I've emphasized in my humble communications with the GOP establishment the importance of a coalition with Christian conservatives. If candidate Dole does not choose a pro-life running mate and show his support for alternatives to abortion, he will have only himself to blame for a November defeat. But Christians who are tempted to join a third-party movement, and Mr. Buchanan who is tempted to lead one, also need to think before emoting.
Objections to a Christian-based third party this year often emphasize the likely short-term consequences: More unborn children dying, more trendy Clintonian judges, more authority taken from the family and handed to Hillary Clinton's "village." Those who join or lead third-party movements argue that they are accepting defeat this year and trading it for future success. But let's look to the long-term as well: Because our electoral system is oriented toward two-party competition, the third-party goal has to be either to change the system, or to replace one of the two existing parties.
changing the system to a French or Italianate one that promotes multiple parties would be hard to accomplish and probably not worth accomplishing. Governmental stability is not a central virtue, but since we have had it so long we probably underestimate its value. Furthermore, the two-party system, with all its faults, has made it necessary for politicians to convince the undecided, not just rally their own forces.
If we stick with a two-party system, do Christian conservatives who are political separatists really believe that a pure but marginalized party will be more effective than an often-frustrating but maturing Republican coalition? If so, they are going against the pattern of recent American history, which shows that (1) Christian liberty and biblical morality are threatened by the big-government programs that are now sacraments of secular liberalism; and (2) such aggression can be contained when Christians work in coalition or at least co-belligerency with non-Christian conservatives.

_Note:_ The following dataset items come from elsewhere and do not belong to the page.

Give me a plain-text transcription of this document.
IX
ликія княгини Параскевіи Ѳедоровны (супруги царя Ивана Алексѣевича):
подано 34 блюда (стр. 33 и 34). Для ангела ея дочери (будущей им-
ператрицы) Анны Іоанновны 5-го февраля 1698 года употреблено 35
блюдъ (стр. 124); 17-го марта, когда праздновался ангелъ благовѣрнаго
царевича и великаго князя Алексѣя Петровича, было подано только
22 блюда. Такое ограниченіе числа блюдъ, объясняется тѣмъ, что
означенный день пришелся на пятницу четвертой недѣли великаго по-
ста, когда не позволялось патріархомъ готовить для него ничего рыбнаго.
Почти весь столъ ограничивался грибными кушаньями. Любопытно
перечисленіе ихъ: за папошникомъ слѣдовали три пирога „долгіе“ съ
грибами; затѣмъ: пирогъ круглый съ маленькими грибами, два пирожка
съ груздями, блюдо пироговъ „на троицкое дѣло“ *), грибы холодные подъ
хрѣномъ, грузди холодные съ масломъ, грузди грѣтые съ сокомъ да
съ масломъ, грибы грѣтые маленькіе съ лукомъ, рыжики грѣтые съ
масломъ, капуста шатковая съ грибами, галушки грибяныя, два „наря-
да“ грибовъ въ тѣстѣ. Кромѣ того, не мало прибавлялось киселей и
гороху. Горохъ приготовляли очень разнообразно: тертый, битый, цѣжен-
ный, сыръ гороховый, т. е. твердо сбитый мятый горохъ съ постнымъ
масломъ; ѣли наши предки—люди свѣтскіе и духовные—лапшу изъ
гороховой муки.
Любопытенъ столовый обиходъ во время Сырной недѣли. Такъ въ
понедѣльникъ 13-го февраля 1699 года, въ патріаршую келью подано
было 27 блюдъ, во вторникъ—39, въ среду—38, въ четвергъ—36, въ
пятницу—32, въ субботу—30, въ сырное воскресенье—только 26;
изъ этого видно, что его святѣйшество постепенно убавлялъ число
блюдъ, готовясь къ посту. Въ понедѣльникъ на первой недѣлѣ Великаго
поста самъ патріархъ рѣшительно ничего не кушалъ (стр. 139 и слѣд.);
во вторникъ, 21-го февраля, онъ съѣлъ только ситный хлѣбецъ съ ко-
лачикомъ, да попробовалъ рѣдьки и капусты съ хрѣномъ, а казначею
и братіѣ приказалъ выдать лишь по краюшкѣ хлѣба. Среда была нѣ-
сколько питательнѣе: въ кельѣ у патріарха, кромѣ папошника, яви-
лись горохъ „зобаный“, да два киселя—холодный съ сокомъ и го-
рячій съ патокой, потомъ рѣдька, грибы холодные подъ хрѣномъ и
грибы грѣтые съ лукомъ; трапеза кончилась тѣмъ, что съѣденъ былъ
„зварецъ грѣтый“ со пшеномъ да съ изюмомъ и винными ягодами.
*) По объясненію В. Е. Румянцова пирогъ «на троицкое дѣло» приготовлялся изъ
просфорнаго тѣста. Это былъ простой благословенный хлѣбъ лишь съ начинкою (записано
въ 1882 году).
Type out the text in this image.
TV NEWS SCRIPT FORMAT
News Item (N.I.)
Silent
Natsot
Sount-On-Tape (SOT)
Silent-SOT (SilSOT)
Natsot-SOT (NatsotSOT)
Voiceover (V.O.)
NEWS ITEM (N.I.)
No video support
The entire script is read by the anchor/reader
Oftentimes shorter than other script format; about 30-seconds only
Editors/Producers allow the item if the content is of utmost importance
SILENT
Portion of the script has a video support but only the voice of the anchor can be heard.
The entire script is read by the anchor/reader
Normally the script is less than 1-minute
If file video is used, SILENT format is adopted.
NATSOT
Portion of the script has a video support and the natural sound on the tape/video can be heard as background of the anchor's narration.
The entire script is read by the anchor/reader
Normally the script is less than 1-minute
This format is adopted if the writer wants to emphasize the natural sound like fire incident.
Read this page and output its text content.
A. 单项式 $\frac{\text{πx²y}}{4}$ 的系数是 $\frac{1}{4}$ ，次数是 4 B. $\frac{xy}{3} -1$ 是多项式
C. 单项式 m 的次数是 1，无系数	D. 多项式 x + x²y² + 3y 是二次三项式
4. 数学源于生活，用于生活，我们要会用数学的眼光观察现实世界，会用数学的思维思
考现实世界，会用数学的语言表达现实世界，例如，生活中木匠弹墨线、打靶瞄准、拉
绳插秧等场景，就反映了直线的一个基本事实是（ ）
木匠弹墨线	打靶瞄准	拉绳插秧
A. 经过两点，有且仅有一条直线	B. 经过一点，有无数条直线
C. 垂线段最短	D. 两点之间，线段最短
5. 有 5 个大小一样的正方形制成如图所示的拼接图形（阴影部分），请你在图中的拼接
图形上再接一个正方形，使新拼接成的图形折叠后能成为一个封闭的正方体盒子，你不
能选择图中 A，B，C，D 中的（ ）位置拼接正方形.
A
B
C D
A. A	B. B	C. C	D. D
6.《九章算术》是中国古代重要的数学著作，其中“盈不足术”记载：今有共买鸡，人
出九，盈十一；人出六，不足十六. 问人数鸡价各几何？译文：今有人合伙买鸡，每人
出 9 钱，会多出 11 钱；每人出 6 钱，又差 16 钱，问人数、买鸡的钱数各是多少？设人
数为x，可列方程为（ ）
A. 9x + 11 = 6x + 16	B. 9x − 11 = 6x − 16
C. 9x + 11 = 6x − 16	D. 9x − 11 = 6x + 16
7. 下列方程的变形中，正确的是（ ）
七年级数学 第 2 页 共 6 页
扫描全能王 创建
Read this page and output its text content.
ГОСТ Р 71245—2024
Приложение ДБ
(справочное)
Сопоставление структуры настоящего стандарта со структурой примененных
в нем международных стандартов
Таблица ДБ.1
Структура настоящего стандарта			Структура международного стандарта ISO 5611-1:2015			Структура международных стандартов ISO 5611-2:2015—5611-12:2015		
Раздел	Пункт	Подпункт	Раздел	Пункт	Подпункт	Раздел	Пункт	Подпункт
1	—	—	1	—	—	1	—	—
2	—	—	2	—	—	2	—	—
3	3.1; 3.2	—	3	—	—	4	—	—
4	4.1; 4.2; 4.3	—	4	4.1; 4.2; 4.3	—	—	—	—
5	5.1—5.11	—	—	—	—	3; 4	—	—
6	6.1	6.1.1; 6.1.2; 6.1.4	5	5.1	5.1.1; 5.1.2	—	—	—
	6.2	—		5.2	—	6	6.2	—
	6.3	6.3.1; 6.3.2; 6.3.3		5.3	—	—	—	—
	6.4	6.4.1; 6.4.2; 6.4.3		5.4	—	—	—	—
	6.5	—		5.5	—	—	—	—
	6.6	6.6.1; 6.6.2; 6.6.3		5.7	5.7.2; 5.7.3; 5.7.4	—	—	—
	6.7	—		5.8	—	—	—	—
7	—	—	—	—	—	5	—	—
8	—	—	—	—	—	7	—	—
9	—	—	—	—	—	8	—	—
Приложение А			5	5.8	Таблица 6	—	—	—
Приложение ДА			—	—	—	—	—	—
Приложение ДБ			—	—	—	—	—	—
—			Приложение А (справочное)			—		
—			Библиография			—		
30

Pat Buchanan at the apex of his campaign visited South Dakota and posed before Mount Rushmore; he could learn something from those who are memorialized there. Theodore Roosevelt, for example, understood the need for a coalition between those who favor small government to preserve individual liberty and those who desire holy government to promote virtue. His positions on trade, immigration, and big business grew out of his Bible-based unwillingness to help either poor or rich steal from each other.
president roosevelt stressed both "the well-being of the wage-worker" and "the need for wider markets." He stated that immigrants unable or unwilling to work and obey American laws could be excluded, but kept doors open for every immigrant "who brings here a strong body, a stout heart, a good head, and a resolute purpose to do his duty well in every way and to bring up his children as law-abiding and God-fearing members of the community." He broke up Standard Oil, which had used predatory tactics to drive out smaller competitors, but he did not increase government power by going after other companies generally.
Significantly, it was only when Theodore Roosevelt gave up on coalition-building that he erred politically. Bored after leaving the White House in 1909 and unhappy with his hand-picked successor, William Howard Taft, Roosevelt led holy government forces against Taft for the Republican nomination. When TR fell short he charged around like a bull moose, telling his followers, "We stand at Armageddon and we battle for the Lord." Roosevelt's third-party destructiveness in 1912 opened the way for the first Democratic president of the 20th century, Woodrow Wilson, but did not lead to permanent party reconfiguration.
I am not advocating a "nothing ventured, nothing gained" politics. Christians in politics who deliver the votes need to be as clever as foxes as they collect IOUs from successful candidates. Bob Dole owes some evangelical leaders big time, and the credible threat of Christian conservatives sitting out the presidential election should keep him from picking a pro-abortion running mate. A Christian political party, by comparison, is an early model blunderbuss more likely to explode in our faces than to hit its target.
It is emotionally satisfying to sing "Onward, Christian soldiers" and split. It is necessary to do that in down-the-drain denominations and some other areas as well, but political parties are not churches. Each time Christians have followed the piping of 20th- century political separatists, much has been ventured and nothing gained, either in the year of effort or during the thin years that followed.